# ozeanograph - sommerbarsch



## williisdead (7. Oktober 2011)

hallo zusammen,
das ist der letzte fisch der mir noch fehlt. bin ich jetzt schon zu spät,
da er ja schliesslich* sommer*barsch heisst und wir schon oktober haben?

im buffed-guide steht das er nur bis september zu angeln sei, aber in anderen
quellen habe ich gelesen und gehört das der winterkalmar und der sommerbarsch
von oktober bis dezember paralell zu angeln seien. lediglich von januar bis märz
sei der sommerbarsch nicht zu angeln.

was stimmt denn jetzt + vorallem wo geht er an die leine?
oder ist der recht selten? der winterkalmar dropt ohne ende ...

danke für tipps vorab ...

-willi-


----------



## Cassiopheia (7. Oktober 2011)

Für Fragen rund ums Angeln.. gibts ne echt tolle Seite wo man eigentlich alles Wissenswerte findet: El's Extreme Anglin'.

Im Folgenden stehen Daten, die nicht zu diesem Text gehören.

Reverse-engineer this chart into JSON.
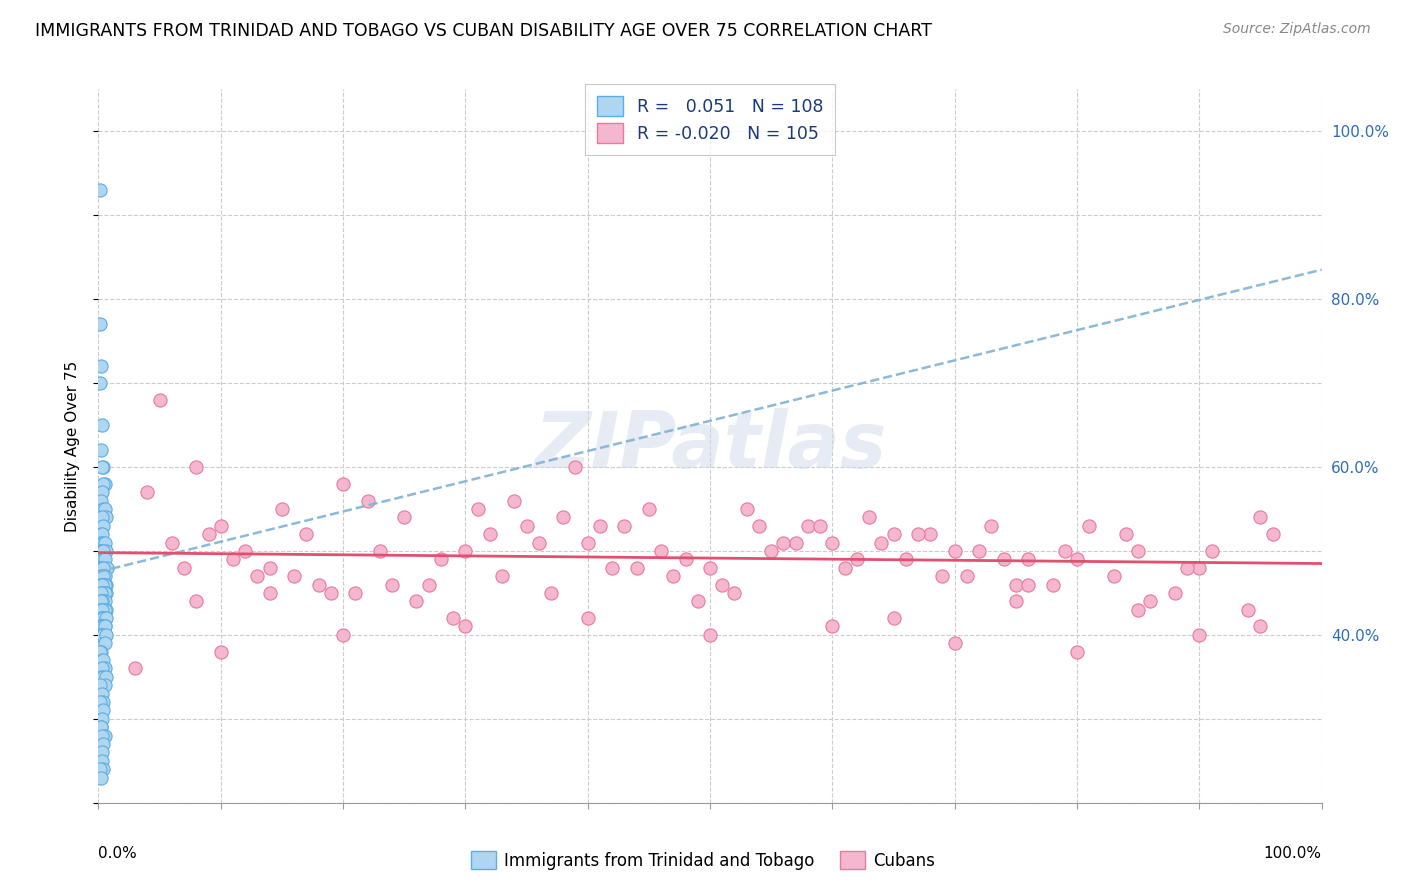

> *Time*: Summer Bass are seasonal, and can only be caught between the March (Spring) and September (Autumn/Fall) equinox (approximately 20 March to 22 September). Highest catch rate 12:00-18:00. Cannot be caught 00:00-06:00, except in the highest no-junk skill areas.


----------



## williisdead (7. Oktober 2011)

vielen dank cassiopheia,
wirklich ne klasse seite!

aber auch hier ist die angabe nur bis september ... hmmm!

fliege nochmal für einen versuch in die verwüsteten lande!

nice weekend...

-willi-


----------